I am lucky to have worked with some great leaders in my time. My PhD adviser, Leon Chua, was never afraid to tackle hard problems. He dreamed big dreams and promoted blue-skies research. At more than 80 years of age, he’s still developing new ideas and encouraging younger researchers.

Gerry Wrixon, founder of the National Microelectronics Research Centre, dreamed of building a strong electronics industry in Ireland. He brought American-style postgraduate education and research to Cork, and fundamentally changed the level of ambition in the country.

John Quigley of Motorola built, from scratch, a microchip design team, which, after less than five years, had its chips in mobile phones across the world. He only picked the best people. He invested in their professional development, was relentless in getting things done and inspired them to lead the world.

What books have you read that you would recommend?

John Quigley introduced me to Execution by Bossidy, Charan and Burck – it’s a superb guide to getting things done.

Gertner’s The Idea Factory is a great read about innovation at Bell Labs – what worked and why.
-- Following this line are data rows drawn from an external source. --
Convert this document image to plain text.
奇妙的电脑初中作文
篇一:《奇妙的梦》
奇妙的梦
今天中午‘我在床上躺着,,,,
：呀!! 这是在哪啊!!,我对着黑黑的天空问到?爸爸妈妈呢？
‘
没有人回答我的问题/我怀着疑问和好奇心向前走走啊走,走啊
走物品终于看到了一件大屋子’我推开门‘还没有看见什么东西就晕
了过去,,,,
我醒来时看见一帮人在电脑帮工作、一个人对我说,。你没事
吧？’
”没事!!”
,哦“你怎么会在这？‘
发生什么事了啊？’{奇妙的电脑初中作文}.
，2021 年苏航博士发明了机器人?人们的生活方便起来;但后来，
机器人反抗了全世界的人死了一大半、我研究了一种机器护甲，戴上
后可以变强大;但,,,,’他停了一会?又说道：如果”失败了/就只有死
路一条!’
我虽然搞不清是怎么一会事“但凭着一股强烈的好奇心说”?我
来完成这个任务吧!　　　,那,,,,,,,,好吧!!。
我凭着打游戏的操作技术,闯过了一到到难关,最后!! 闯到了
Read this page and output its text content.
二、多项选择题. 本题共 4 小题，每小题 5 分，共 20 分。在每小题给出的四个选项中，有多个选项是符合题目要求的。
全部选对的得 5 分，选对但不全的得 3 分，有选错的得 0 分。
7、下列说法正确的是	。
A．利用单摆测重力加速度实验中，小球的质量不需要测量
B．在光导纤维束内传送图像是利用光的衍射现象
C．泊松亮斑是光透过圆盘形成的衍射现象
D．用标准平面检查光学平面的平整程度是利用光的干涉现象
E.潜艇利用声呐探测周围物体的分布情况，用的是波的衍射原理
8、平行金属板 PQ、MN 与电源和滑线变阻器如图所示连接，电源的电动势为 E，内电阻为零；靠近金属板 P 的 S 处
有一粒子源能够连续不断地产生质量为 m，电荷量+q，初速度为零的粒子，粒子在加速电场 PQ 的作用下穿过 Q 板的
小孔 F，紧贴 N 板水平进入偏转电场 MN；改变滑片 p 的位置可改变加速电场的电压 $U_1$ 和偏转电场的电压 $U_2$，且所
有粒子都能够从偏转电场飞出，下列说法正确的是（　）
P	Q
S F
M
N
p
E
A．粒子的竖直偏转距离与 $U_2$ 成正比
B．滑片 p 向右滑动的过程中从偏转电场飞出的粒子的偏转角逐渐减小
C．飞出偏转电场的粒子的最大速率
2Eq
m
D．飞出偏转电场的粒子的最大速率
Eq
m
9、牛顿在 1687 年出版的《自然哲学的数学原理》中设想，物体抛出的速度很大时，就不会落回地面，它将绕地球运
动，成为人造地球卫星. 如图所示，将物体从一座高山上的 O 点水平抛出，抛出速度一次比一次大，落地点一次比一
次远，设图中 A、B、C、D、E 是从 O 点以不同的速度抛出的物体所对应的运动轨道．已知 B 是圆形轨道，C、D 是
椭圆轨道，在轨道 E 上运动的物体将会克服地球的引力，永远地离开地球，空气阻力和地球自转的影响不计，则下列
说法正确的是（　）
More recently, I was moved by Schmidt and Rosenberg’s How Google Works and Ford’s Rise of the Robots. The latter two pose fundamental questions for educators and for society. How are we to educate people for gainful employment in a world that is becoming increasingly automated, and where intrinsically human qualities such as creativity and social interaction are all that will give us a competitive advantage in the long run?

What are the essential tools and resources that get you through the working week?

I would be lost without my diary and my wife. The diary makes sure I’m in the right place at the right time. My wife, a medical doctor, is my one-person pit crew.